JobTracker调用顺序:main –> startTracker –> new JobTracker 在其构造方法中
首先创建一个调度器,接着创建一个RPC的server(interTrackerServer)tasktracker会通过PRC机制与其通信
然后调用offerService方法对外提供服务,在offerService方法中启动RPC server,初始化jobtracker,调用taskScheduler的start方法 –> eagerTaskInitializationListener调用start方法,
–> 调用jobInitManagerThread的start方法,因为其是一个线程,会调用JobInitManager的run方法 –> jobInitQueue任务队列去取第一个任务,然后把它丢入线程池中,然后调用–>InitJob的run方法
–> jobTracker的initJob方法 –> JobInProgress的initTasks –> maps = new TaskInProgress[numMapTasks]和reduces = new TaskInProgress[numReduceTasks];
TaskTracker调用顺序:main –> new TaskTracker在其构造方法中调用了initialize方法,在initialize方法中调用RPC.waitForProxy得到一个jobtracker的代理对象
接着TaskTracker调用了本身的run方法,–> offerService方法 –> transmitHeartBeat返回值是(HeartbeatResponse)是jobTracker的指令,在transmitHeartBeat方法中InterTrackerProtocol调用了heartbeat将tasktracker的状态通过RPC机制发送给jobTracker,返回值就是JobTracker的指令
heartbeatResponse.getActions()得到具体的指令,然后判断指令的具体类型,开始执行任务
addToTaskQueue启动类型的指令加入到队列当中,TaskLauncher又把任务加入到任务队列当中,–> TaskLauncher的run方法 –> startNewTask方法 –> localizeJob下载资源 –> launchTaskForJob开始加载任务 –> launchTask –> runner.start()启动线程; –> TaskRunner调用run方法 –> launchJvmAndWait启动java child进程
HDFS和MapReduce对比

5、统计多个文件中单词出现的次数
a.txt
b.txt
c.txt

InverseIndexStepOne.java
package cn.ctgu.hadoop.mr.ii;
import java.io.IOException;
import org.apache.commons.lang.StringUtils;
import org.apache.hadoop.conf.Configuration;
import org.apache.hadoop.fs.FileSystem;
import org.apache.hadoop.fs.Path;
import org.apache.hadoop.io.LongWritable;
import org.apache.hadoop.io.Text;
import org.apache.hadoop.mapreduce.Job;
import org.apache.hadoop.mapreduce.Mapper;
import org.apache.hadoop.mapreduce.Reducer;
import org.apache.hadoop.mapreduce.lib.input.FileInputFormat;
import org.apache.hadoop.mapreduce.lib.input.FileSplit;
import org.apache.hadoop.mapreduce.lib.output.FileOutputFormat;
public class InverseIndexStepOne {
public static class StepOneMapper extends Mapper<LongWritable, Text, Text, LongWritable>{
@Override
protected void map(LongWritable key, Text value,Context context)

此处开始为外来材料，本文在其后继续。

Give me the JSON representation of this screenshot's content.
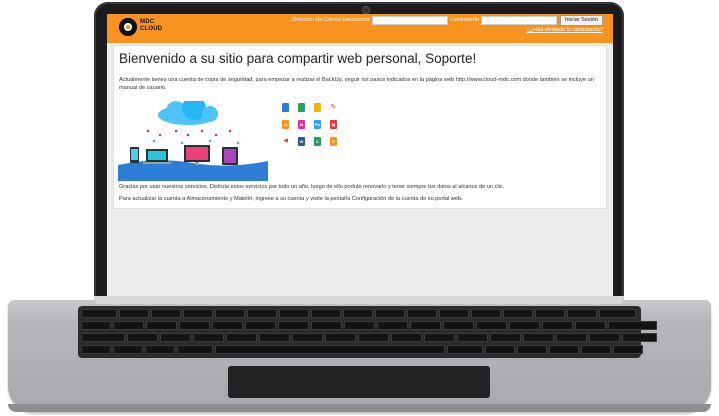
{
  "header": {
    "logo": {
      "line1": "MDC",
      "line2": "CLOUD"
    },
    "email_label": "Dirección De Correo Electrónico",
    "password_label": "Contraseña",
    "login_button": "Iniciar Sesión",
    "forgot_link": "¿¿Has olvidado tu contraseña?"
  },
  "main": {
    "title": "Bienvenido a su sitio para compartir web personal, Soporte!",
    "intro": "Actualmente tienes una cuenta de copia de seguridad, para empezar a realizar el BackUp, seguir los pasos indicados en la página web http://www.cloud-mdc.com donde también se incluye un manual de usuario.",
    "thanks": "Gracias por usar nuestros servicios. Disfruta estos servicios por todo un año, luego de ello podrás renovarlo y tener siempre tus datos al alcance de un clic.",
    "upgrade": "Para actualizar la cuenta a Almacenamiento y Maletín, ingrese a su cuenta y visite la pestaña Configuración de la cuenta de su portal web."
  },
  "file_icons": [
    {
      "name": "doc-icon",
      "color": "#2b7cd3"
    },
    {
      "name": "sheet-icon",
      "color": "#21a366"
    },
    {
      "name": "slides-icon",
      "color": "#f4b400"
    },
    {
      "name": "pdf-icon",
      "color": "#e53935"
    },
    {
      "name": "illustrator-icon",
      "color": "#f7931e"
    },
    {
      "name": "indesign-icon",
      "color": "#e0338a"
    },
    {
      "name": "photoshop-icon",
      "color": "#2fa4e7"
    },
    {
      "name": "image-icon",
      "color": "#e53935"
    },
    {
      "name": "audio-icon",
      "color": "#e53935"
    },
    {
      "name": "word-icon",
      "color": "#2b579a"
    },
    {
      "name": "excel-icon",
      "color": "#21a366"
    },
    {
      "name": "powerpoint-icon",
      "color": "#f7931e"
    }
  ],
  "colors": {
    "header_bg": "#f7931e",
    "cloud": "#4fc3f7",
    "desk": "#2e7dd7"
  }
}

throws IOException, InterruptedException {
//获取一行数据
String line=value.toString();
//切分出各个单词
String[] fields=StringUtils.split(line," ");
//获取这行数据所在的文件切片
FileSplit inputSplit=(FileSplit) context.getInputSplit();//获取文件切片对象
//从文件切片中获取文件名
String fileName=inputSplit.getPath().getName();//通过切片对象获取文件路径,并获取其文件名字
//输出((helllo-->a.txt),1)
for(String field:fields) {
//封装kv输出,k:helllo-->a.txt value:1
context.write(new Text(field+"-->"+fileName), new LongWritable(1));
}
}
}
public static class StepOneReducer extends Reducer<Text,LongWritable,Text,LongWritable>{
@Override
protected void reduce(Text key, Iterable<LongWritable> values,Context context)

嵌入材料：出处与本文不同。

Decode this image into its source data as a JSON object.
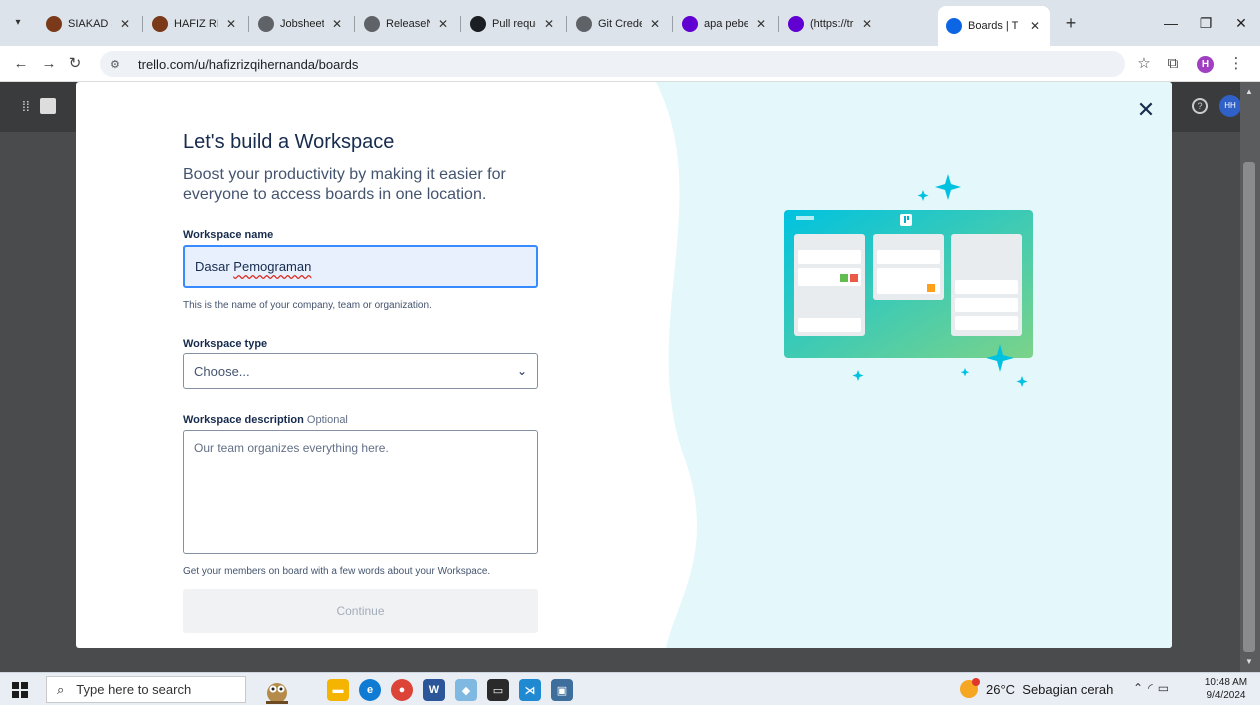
{
  "browser": {
    "tabs": [
      {
        "label": "SIAKAD 3",
        "color": "#7a3a1a"
      },
      {
        "label": "HAFIZ RIZ",
        "color": "#7a3a1a"
      },
      {
        "label": "Jobsheet",
        "color": "#5f6368"
      },
      {
        "label": "ReleaseN",
        "color": "#5f6368"
      },
      {
        "label": "Pull reque",
        "color": "#1b1f23"
      },
      {
        "label": "Git Crede",
        "color": "#5f6368"
      },
      {
        "label": "apa pebe",
        "color": "#6001d2"
      },
      {
        "label": "(https://tr",
        "color": "#6001d2"
      },
      {
        "label": "Boards | T",
        "color": "#0c66e4"
      }
    ],
    "url": "trello.com/u/hafizrizqihernanda/boards",
    "profile_initial": "H"
  },
  "trello": {
    "user_initials": "HH"
  },
  "modal": {
    "heading": "Let's build a Workspace",
    "subheading": "Boost your productivity by making it easier for everyone to access boards in one location.",
    "name_label": "Workspace name",
    "name_value_plain": "Dasar ",
    "name_value_spell": "Pemograman",
    "name_help": "This is the name of your company, team or organization.",
    "type_label": "Workspace type",
    "type_value": "Choose...",
    "desc_label": "Workspace description",
    "desc_optional": "Optional",
    "desc_placeholder": "Our team organizes everything here.",
    "desc_help": "Get your members on board with a few words about your Workspace.",
    "continue_label": "Continue",
    "colors": {
      "accent": "#388bff",
      "art_bg": "#e4f7fb",
      "board_from": "#00c2e0",
      "board_to": "#7bd389"
    }
  },
  "taskbar": {
    "search_placeholder": "Type here to search",
    "weather": "26°C  Sebagian cerah",
    "time": "10:48 AM",
    "date": "9/4/2024"
  }
}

throws IOException, InterruptedException {
long counter=0;
for(LongWritable value:values) {
counter+=value.get();
}
context.write(key, new LongWritable(counter));
}
}
public static void main(String[] args) throws Exception {
Configuration conf=new Configuration();
Job job=Job.getInstance(conf);
job.setJarByClass(InverseIndexStepOne.class);
job.setMapperClass(StepOneMapper.class);
job.setReducerClass(StepOneReducer.class);
job.setOutputKeyClass(Text.class);
job.setOutputValueClass(LongWritable.class);
FileInputFormat.setInputPaths(job,new Path(args[0]));
//检查参数所指定的输出路径是否存在,如果路径已存在则删除
Path output=new Path(args[1]);
FileSystem fs=FileSystem.get(conf);
if(fs.exists(output)) {
fs.delete(output,true);
}
FileOutputFormat.setOutputPath(job, output);
System.exit(job.waitForCompletion(true)?0:1);
}
}
输出结果

InverseIndexStepTwo.java
package cn.ctgu.hadoop.mr.ii;
import java.io.IOException;
import org.apache.commons.lang.StringUtils;
import org.apache.hadoop.conf.Configuration;
import org.apache.hadoop.fs.FileSystem;
import org.apache.hadoop.fs.Path;
import org.apache.hadoop.io.LongWritable;
import org.apache.hadoop.io.Text;
import org.apache.hadoop.mapreduce.Job;
import org.apache.hadoop.mapreduce.Mapper;
import org.apache.hadoop.mapreduce.Reducer;
import org.apache.hadoop.mapreduce.Mapper.Context;
import org.apache.hadoop.mapreduce.lib.input.FileInputFormat;
import org.apache.hadoop.mapreduce.lib.output.FileOutputFormat;
import cn.ctgu.hadoop.mr.ii.InverseIndexStepOne.StepOneMapper;
import cn.ctgu.hadoop.mr.ii.InverseIndexStepOne.StepOneReducer;
public class InverseIndexStepTwo {
public static class StepTwoMapper extends Mapper<LongWritable, Text, Text, Text>{
//K:起始偏移量 v:{hello--a.txt 3}
@Override
protected void map(LongWritable key, Text value,Context context)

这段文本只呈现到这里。